Underwater photographers are typically spoiled on these easy access pier dives with long bottom times in three to eight metres of water, shooting marine critters to their heart’s content around the clock in water that is typically not tide dependant.

Port Phillip Bay with Redboats
PHOTO CREDIT Sam O'Reilly

However dive operator Redboats has recently started running four hour tours catering specifically to underwater photographers, giving them access to a buffet of the deeper highlights of the 1930 square km bay. The underwater photography tours typically include a visit to the rambunctious seals at Chinaman’s Hat, a dive to 27 metres at the gorgeous Lonsdale Wall, and one or two other stop-offs, across two BYO tanks total.

Visiting the colony of male seals that have been outcast from the main colony at Phillip Island is always an exhilarating experience. Typically the seal colony is visited on snorkel only, but this specific tour accommodates photographers on scuba. Belly flopping into the water from the tall wooden structure that gives this dive site its name, the photogenic seals are always excited to spend time with their human admirers in three to five metres of water.

Port Phillip Bay with Redboats
PHOTO CREDIT Sam O'Reilly

Their antics range from maniacal hyperactivity and chaotic synchronised swimming to lazy vertical lolling in the water column. Some seals enjoy skidding on their bellies across the sand to join photographers on the substrate, while others would much prefer to take a playful, curious bite at a diver’s fins, sometimes even at divers’ hoods!

From little cuties to larger bully boys, many of  the seals seem to love posing for the cameras, stopping within millimetres of a photographer’s dome port, peering intently into the lens. Large smooth rays often also frequent the waters around Chinaman’s Hat, swimming amongst the seals. The amount of silt generated by all this commotion at times lends itself better to natural light photography rather than to using strobes, and the motion of seals appearing from all directions makes anticipating the action a key component of capturing exciting images with the fast-moving subjects fully in frame.

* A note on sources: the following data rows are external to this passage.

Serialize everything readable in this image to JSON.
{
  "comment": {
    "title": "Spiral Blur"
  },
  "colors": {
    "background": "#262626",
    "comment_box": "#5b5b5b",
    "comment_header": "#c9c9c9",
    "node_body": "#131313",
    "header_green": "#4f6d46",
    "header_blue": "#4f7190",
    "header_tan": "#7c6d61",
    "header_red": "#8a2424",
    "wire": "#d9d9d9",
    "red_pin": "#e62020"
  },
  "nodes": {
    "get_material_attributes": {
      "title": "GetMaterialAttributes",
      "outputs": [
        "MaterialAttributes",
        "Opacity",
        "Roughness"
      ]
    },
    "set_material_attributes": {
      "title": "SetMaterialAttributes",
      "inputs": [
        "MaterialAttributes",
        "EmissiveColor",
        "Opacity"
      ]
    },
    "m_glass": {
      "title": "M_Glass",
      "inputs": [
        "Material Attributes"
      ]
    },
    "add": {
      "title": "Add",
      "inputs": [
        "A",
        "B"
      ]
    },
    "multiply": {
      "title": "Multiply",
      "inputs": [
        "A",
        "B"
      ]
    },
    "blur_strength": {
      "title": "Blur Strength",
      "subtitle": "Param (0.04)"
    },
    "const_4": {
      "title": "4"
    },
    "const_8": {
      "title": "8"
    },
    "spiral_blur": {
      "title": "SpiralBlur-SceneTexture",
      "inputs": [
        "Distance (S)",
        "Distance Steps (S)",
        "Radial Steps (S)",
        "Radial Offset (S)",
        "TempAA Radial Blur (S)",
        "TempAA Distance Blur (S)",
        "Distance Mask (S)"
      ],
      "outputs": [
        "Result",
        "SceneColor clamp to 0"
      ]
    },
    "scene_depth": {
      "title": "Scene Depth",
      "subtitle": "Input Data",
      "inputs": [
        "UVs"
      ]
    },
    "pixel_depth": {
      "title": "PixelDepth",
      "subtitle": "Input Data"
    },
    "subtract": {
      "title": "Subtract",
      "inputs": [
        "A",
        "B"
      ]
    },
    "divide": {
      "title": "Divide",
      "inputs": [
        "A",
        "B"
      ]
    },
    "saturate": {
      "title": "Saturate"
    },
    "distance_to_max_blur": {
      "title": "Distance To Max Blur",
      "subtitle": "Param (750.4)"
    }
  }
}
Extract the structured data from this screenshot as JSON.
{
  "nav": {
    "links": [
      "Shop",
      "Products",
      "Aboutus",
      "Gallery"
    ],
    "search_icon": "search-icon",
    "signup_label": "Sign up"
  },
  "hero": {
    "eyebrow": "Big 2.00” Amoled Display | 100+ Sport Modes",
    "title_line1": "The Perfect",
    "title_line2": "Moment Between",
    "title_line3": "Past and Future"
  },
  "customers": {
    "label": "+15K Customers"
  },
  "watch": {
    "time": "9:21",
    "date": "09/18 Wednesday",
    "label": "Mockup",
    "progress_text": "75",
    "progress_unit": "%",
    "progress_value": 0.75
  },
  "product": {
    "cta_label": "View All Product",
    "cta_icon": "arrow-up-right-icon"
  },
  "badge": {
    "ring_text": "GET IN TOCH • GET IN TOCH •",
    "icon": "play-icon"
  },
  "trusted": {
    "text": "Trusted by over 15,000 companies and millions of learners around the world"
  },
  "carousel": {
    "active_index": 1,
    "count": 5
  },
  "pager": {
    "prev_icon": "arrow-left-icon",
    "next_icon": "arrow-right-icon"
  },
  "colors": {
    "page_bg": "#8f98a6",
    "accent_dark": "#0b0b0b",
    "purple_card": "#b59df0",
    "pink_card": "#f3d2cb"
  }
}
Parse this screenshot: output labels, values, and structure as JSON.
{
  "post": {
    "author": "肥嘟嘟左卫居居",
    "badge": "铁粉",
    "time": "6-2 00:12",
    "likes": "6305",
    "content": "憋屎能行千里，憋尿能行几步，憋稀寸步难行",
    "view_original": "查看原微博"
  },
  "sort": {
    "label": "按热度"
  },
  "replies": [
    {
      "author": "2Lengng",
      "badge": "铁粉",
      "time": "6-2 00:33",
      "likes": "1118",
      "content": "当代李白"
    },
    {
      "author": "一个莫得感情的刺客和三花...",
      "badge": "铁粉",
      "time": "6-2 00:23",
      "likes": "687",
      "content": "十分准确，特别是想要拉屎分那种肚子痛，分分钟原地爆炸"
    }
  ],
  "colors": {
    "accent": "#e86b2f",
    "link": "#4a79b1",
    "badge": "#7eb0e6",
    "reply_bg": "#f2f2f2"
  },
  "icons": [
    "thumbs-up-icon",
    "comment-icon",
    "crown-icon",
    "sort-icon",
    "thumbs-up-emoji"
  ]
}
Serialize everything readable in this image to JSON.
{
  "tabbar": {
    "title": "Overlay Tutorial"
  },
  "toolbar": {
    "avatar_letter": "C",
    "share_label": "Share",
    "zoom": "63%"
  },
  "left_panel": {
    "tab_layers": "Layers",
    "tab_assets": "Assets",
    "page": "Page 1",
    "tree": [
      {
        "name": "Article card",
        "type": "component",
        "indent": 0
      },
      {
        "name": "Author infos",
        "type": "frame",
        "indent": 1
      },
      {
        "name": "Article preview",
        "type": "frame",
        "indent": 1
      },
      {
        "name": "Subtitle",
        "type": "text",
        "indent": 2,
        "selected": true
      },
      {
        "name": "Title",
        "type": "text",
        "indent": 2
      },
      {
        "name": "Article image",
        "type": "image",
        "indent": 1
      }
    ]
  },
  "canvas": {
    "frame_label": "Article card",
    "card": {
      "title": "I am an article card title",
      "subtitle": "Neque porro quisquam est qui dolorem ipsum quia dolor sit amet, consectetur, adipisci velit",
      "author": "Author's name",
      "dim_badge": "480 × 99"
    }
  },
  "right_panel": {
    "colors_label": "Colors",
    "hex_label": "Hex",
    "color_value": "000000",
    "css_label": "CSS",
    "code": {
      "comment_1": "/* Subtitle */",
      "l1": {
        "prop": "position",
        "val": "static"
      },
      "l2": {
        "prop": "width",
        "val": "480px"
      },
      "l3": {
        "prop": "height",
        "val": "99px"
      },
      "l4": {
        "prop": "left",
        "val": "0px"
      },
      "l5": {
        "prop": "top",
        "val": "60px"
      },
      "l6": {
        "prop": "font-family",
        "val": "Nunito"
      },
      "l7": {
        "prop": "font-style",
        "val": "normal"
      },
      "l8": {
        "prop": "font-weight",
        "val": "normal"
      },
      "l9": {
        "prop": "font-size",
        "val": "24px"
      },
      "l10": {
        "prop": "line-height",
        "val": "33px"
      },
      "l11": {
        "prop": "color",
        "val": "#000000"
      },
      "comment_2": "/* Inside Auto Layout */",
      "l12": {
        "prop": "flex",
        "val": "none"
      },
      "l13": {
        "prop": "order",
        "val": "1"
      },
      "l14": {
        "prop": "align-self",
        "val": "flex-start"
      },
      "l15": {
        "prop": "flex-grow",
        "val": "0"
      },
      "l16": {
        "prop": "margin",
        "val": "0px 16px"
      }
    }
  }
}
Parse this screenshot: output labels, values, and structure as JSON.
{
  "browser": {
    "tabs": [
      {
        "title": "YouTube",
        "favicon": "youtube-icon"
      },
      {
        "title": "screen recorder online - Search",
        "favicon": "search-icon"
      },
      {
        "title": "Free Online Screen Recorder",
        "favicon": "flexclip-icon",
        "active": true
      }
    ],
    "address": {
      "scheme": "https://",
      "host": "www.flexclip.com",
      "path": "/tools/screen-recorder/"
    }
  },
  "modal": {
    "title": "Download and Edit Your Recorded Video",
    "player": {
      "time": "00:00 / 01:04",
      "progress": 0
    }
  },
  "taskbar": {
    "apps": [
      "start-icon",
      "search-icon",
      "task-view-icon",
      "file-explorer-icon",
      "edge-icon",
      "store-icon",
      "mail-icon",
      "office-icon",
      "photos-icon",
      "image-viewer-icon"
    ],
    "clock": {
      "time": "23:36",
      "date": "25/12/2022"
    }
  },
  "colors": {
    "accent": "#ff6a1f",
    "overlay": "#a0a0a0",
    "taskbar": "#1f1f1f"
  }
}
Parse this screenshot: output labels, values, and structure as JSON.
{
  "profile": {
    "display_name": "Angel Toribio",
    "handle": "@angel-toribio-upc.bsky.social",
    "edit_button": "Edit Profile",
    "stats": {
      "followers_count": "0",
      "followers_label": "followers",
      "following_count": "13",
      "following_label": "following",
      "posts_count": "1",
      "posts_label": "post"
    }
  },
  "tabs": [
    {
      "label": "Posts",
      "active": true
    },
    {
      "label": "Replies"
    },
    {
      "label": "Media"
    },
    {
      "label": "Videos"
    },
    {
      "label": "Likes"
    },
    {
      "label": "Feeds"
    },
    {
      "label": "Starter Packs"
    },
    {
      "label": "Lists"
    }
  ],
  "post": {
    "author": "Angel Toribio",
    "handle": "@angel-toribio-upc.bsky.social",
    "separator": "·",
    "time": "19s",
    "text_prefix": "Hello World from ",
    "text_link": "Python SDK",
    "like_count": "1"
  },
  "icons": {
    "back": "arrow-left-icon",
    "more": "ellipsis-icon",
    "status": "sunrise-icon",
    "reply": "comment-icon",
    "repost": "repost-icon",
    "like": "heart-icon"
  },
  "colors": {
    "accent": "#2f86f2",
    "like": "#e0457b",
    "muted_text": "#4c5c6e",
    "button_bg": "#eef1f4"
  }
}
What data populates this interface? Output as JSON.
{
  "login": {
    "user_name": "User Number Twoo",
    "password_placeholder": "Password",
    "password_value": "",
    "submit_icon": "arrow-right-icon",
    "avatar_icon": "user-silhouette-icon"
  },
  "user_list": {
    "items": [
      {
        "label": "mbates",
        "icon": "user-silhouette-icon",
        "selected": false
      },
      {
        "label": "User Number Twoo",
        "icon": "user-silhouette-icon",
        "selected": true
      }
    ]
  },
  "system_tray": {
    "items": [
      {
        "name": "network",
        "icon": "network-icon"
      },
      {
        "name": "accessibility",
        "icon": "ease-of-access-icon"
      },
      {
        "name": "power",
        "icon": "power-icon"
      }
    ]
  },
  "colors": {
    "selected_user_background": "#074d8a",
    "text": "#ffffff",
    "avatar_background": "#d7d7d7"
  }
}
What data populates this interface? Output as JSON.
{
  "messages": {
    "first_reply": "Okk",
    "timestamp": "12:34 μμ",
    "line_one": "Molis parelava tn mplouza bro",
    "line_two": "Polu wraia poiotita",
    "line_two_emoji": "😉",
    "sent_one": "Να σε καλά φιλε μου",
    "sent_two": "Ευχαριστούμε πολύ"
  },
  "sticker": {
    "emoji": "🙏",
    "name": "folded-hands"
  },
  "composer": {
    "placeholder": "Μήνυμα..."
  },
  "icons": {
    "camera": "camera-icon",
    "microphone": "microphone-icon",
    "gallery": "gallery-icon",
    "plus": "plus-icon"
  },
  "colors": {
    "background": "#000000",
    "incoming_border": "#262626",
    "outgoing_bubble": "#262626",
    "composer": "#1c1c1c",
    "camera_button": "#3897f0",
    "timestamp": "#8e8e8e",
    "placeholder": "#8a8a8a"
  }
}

Port Phillip Bay with Redboats
PHOTO CREDIT Matthijs Smith

Further out towards the heads, divers are dropped in at one of many entry points to the spectacular Lonsdale Wall, which stretches for around one kilometre (and comprises part of Port Phillip Heads Marine National Park). There are kelp beds at around 12 metres depth, but divers who go over the wall and venture to the 27 metre mark will find colour and beauty that rival the Great Barrier Reef.

Pastel sponges, hard coral bowls and gorgonian fans play host to a diverse range of fish life including the Southern Blue Devil Fish, while rocky ledges festooned with yellow zoanthids provide refuge for large crays and the occasional brightly coloured nudibranch.  Divers will typically swim with their shoulder to one side of the wall, then turn around when they meet the current. Dive times are typically around 45 minutes.

Port Phillip Bay with Redboats
PHOTO CREDIT Sam Glenn-Smith

Other sites on the photography tour may include a short visit to Pope’s Eye – the incomplete foundation of an island fort built in the 1880s  to protect against invaders coming through Port Phillip Heads – as well as other rocky outcrops featuring ledges and swim throughs. Longnose boarfish are commonly sighted, and chance encounters with cuttlefish and shark species such as 7 Gill, Port Jackson and Wobbegongs are also possible.

The cost of $135 for the four hour experience is a great investment for photographers who are seeking longer bottom times in the depths of the bay than catered for by standard boat dives, in order to capture special images. And like-minded camaraderie on a boat filled with shutter bugs is sure to turn the shared dive day in Melbourne’s temperate waters into a truly memorable event.  Thanks to Redboats for making this underwater photography tour available.